Dragonwolf too often plays out like a martial arts soap opera and it’s irritating. While the entire ‘vengeance in the name of love’ isn’t necessarily new for thrillers or kung fu films, when you throw as much bro love/hate and pining moments motivated by semi-romantic flashbacks as this film does, then it gets to be a little grating. To make matters even worse, the acting from all parties is about as hammy and forced as you can get. There are brief moments where some real emotion feels like it comes forward (Kirsten in his debut role has a few moments), but too often it’s ruined by some of the super melodramatic score or the copious amounts of needless nudity.
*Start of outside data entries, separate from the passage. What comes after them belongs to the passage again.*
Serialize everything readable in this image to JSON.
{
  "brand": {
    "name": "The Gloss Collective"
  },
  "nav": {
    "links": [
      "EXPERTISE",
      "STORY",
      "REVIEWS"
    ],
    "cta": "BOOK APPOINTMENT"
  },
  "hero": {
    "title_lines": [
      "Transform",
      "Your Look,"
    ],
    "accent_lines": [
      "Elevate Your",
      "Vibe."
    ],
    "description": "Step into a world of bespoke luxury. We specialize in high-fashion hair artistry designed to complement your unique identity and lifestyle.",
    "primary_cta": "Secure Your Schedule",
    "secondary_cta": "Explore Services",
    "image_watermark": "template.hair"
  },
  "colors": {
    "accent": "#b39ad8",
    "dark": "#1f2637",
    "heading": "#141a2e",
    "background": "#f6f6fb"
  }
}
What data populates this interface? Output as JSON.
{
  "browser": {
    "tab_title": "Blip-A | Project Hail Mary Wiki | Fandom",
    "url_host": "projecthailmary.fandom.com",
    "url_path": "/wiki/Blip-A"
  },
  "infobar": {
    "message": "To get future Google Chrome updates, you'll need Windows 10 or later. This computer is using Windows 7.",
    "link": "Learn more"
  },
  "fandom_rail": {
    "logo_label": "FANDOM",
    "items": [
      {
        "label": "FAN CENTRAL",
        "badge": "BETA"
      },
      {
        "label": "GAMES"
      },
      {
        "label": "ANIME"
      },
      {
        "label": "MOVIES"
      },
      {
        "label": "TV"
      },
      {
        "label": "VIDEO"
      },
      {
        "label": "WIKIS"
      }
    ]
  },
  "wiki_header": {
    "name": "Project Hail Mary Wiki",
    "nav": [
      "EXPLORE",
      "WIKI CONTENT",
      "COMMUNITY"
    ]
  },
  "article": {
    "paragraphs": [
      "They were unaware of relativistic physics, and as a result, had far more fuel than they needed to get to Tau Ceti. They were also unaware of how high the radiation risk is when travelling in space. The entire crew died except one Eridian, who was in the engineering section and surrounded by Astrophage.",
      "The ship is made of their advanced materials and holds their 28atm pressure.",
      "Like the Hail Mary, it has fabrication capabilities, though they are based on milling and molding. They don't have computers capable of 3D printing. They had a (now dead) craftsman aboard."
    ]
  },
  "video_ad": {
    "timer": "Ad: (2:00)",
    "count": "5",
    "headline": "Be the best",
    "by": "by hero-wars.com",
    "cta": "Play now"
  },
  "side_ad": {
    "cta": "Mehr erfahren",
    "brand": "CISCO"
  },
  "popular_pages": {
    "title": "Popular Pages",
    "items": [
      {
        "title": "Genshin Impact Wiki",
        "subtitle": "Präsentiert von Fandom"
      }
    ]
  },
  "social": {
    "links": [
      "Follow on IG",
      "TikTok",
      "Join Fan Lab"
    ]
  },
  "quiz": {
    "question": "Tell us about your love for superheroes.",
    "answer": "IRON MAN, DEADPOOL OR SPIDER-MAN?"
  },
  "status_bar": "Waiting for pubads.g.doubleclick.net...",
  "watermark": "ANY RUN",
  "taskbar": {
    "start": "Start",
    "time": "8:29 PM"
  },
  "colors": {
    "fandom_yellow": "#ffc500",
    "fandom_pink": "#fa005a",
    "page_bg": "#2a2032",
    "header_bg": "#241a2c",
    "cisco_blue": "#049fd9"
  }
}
At over two hours long, Dragonwolf could have cut a lot of the overly dramatic beats out and it probably would have doubled the entertainment of the film.
Truthfully, the only real thing that Dragonwolf has going for it is the action. The choreography from Tang (whom also plays Mozart) is pretty impressive overall. Whether it’s the style vs style of Mozart vs The Trio or the weapon battle towards the end, the action is pretty decent and fun to watch. The blood drops that this film earned come mostly for this aspect of the film. Now if only it didn’t drag on in between these set pieces and make me want to take a nap then perhaps this film would have been more enjoyable as a whole experience.
That being said, there is a campy aspect to Dragonwolf that might appeal to some people. The opening sequence (which features sepia tones and a shaman) is delightfully bad and invoked quite a few laughs from me. The unintentional hilarity of some sequences does have its place in the cult world and many will dig into that portion of the film. I can’t say that I didn’t occasionally find this film funny, even with it’s very, very serious approach. So it does have that going for it.
|Yes, this is a real fight from the film.|
Otherwise, Dragonwolf is perhaps one of the worst action films I’ve seen all year. Its one saving grace is some decent action set pieces, but the rest of the film is a chore to work through. As a Z-grade flick, it might have its place as a bad flick for some folks, but even then I was having trouble choking it down. So be warned, Dragonwolf is a film to very cautious going into…if you even want to try at all.